Closed PDoakORNL closed 3 years ago
For documenting purpose: On Summit, gcc/8.1.1 and cuda/10 doesn't work well as I got the following error. The error goes away when I update cuda to 11 and use gcc/8.1.1 & magma/2.5.4-cuda11.1.
CMake Error at /autofs/nccs-svm1_sw/summit/.swci/0-core/opt/spack/20180914/linux-rhel7-ppc64le/gcc-4.8.5/cmake-3.18.2-cirtl5oah4d6bequfcoji6jbetertrna/share/cmake-3.18/Modules/CMakeTestCUDACompiler.cmake:52 (message):
The CUDA compiler
"/sw/summit/cuda/10.1.243/bin/nvcc"
is not able to compile a simple test program.
It fails with the following output:
Change Dir: /gpfs/alpine/proj-shared/cph102/weile/dev/src/adios2/DCA-2/build/CMakeFiles/CMakeTmp
Run Build Command(s):/usr/bin/gmake cmTC_a16eb/fast && /usr/bin/gmake -f CMakeFiles/cmTC_a16eb.dir/build.make CMakeFiles/cmTC_a16eb.dir/build
gmake[1]: Entering directory `/gpfs/alpine/cph102/proj-shared/weile/dev/src/adios2/DCA-2/build/CMakeFiles/CMakeTmp'
Building CUDA object CMakeFiles/cmTC_a16eb.dir/main.cu.o
/sw/summit/cuda/10.1.243/bin/nvcc -c /gpfs/alpine/proj-shared/cph102/weile/dev/src/adios2/DCA-2/build/CMakeFiles/CMakeTmp/main.cu -o CMakeFiles/cmTC_a16eb.dir/main.cu.o
/autofs/nccs-svm1_sw/summit/gcc/8.1.1/include/c++/8.1.1/type_traits(347): error: identifier "__ieee128" is undefined
/autofs/nccs-svm1_sw/summit/gcc/8.1.1/include/c++/8.1.1/bits/std_abs.h(101): error: identifier "__ieee128" is undefined
/autofs/nccs-svm1_sw/summit/gcc/8.1.1/include/c++/8.1.1/bits/std_abs.h(102): error: identifier "__ieee128" is undefined
Similar error has been reported here: https://github.com/LLNL/blt/issues/341
The DCA with adios2 support version compiles and runs.
However, I wonder how to view G4 through adios2? More documentation is needed.
I want to compare distributed G4 and non-distributed on to verify the correctness.

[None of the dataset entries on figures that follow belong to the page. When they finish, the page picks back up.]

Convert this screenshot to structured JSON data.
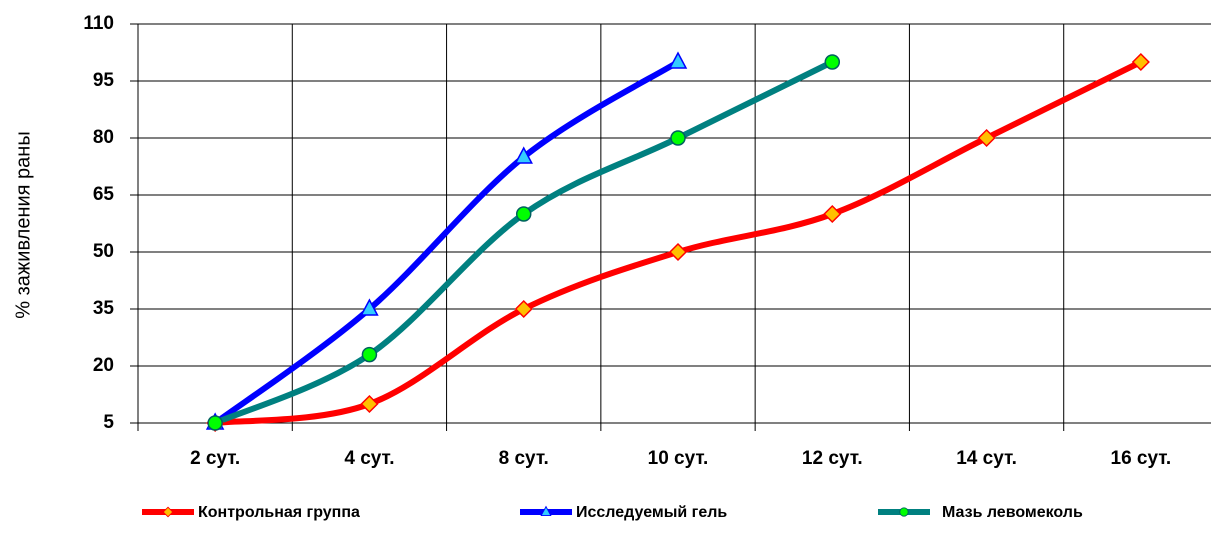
{
  "chart_data": {
    "type": "line",
    "y_label": "% заживления раны",
    "categories": [
      "2 сут.",
      "4 сут.",
      "8 сут.",
      "10 сут.",
      "12 сут.",
      "14 сут.",
      "16 сут."
    ],
    "series": [
      {
        "name": "Контрольная группа",
        "color": "#ff0000",
        "marker": "diamond",
        "marker_color": "#ffc000",
        "values": [
          5,
          10,
          35,
          50,
          60,
          80,
          100
        ]
      },
      {
        "name": "Исследуемый гель",
        "color": "#0000ff",
        "marker": "triangle",
        "marker_color": "#33ccff",
        "values": [
          5,
          35,
          75,
          100,
          null,
          null,
          null
        ]
      },
      {
        "name": "Мазь левомеколь",
        "color": "#008080",
        "marker": "circle",
        "marker_color": "#00ff00",
        "values": [
          5,
          23,
          60,
          80,
          100,
          null,
          null
        ]
      }
    ],
    "ylim": [
      5,
      110
    ],
    "yticks": [
      5,
      20,
      35,
      50,
      65,
      80,
      95,
      110
    ],
    "grid": true,
    "legend": "bottom"
  }
}
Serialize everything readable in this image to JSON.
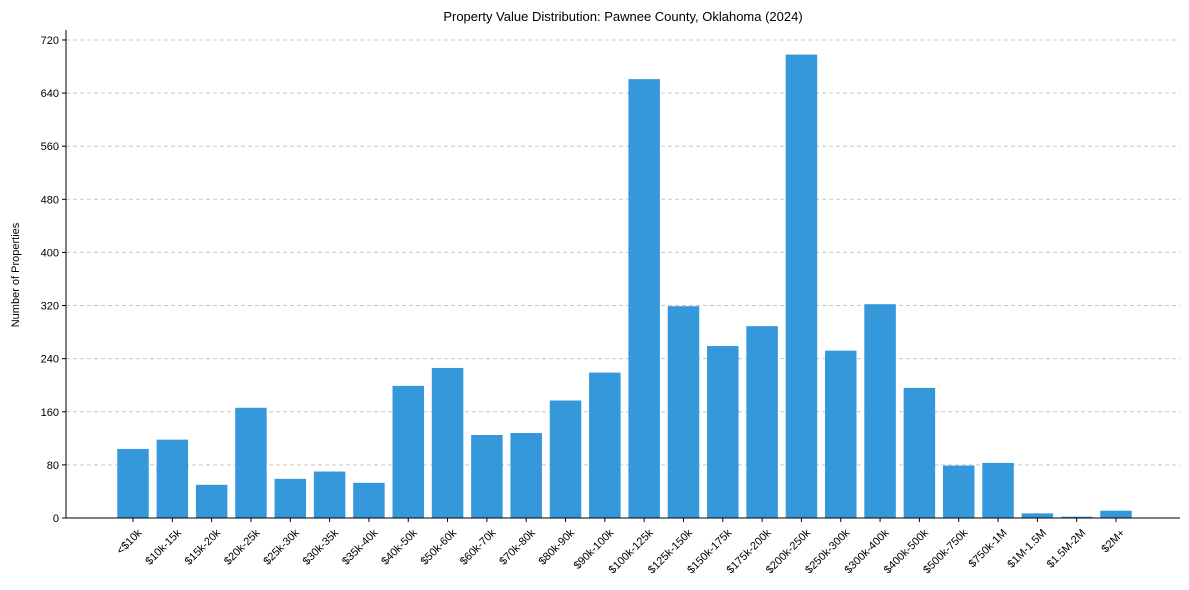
{
  "chart_data": {
    "type": "bar",
    "title": "Property Value Distribution: Pawnee County, Oklahoma (2024)",
    "xlabel": "",
    "ylabel": "Number of Properties",
    "ylim": [
      0,
      735
    ],
    "yticks": [
      0,
      80,
      160,
      240,
      320,
      400,
      480,
      560,
      640,
      720
    ],
    "grid": "horizontal dashed",
    "bar_color": "#3498db",
    "categories": [
      "<$10k",
      "$10k-15k",
      "$15k-20k",
      "$20k-25k",
      "$25k-30k",
      "$30k-35k",
      "$35k-40k",
      "$40k-50k",
      "$50k-60k",
      "$60k-70k",
      "$70k-80k",
      "$80k-90k",
      "$90k-100k",
      "$100k-125k",
      "$125k-150k",
      "$150k-175k",
      "$175k-200k",
      "$200k-250k",
      "$250k-300k",
      "$300k-400k",
      "$400k-500k",
      "$500k-750k",
      "$750k-1M",
      "$1M-1.5M",
      "$1.5M-2M",
      "$2M+"
    ],
    "values": [
      104,
      118,
      50,
      166,
      59,
      70,
      53,
      199,
      226,
      125,
      128,
      177,
      219,
      661,
      319,
      259,
      289,
      698,
      252,
      322,
      196,
      79,
      83,
      7,
      2,
      11
    ]
  }
}
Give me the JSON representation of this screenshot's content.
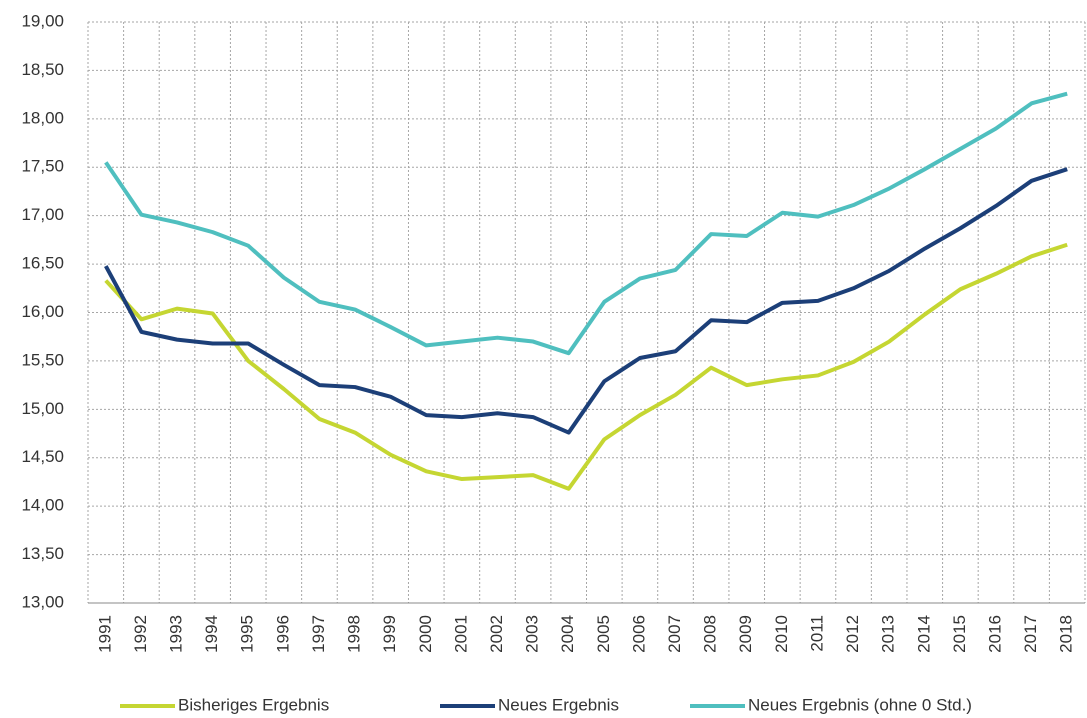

tp_accumulator_particle_hole_test build failed:
[ 59%] Built target tp_accumulator_gpu_test
[ 59%] Linking CXX executable tp_accumulator_particle_hole_test
/autofs/nccs-svm1_sw/summit/.swci/1-compute/opt/spack/20180914/linux-rhel7-ppc64le/gcc-8.1.1/libpng-1.6.34-whgrengqivmmm75oeeiwgsczqddqoh7i/lib/libpng16.so.16: undefined reference to `inflateValidate@ZLIB_1.2.9'
/usr/bin/ld: link errors found, deleting executable `tp_accumulator_particle_hole_test'
collect2: error: ld returned 1 exit status
make[2]: *** [test/unit/phys/dca_step/cluster_solver/shared_tools/accumulation/tp/tp_accumulator_particle_hole_test] Error 1
make[1]: *** [test/unit/phys/dca_step/cluster_solver/shared_tools/accumulation/tp/CMakeFiles/tp_accumulator_particle_hole_test.dir/all] Error 2
make: *** [all] Error 2
Working on this again today.
test this please
test this please
This brings relatively large changes to the way function distributed over ranks is treated. Also limited ADIOS2 support in master.
This brings adios2 up to date with current master, but I expect it won't build in daint, working that out.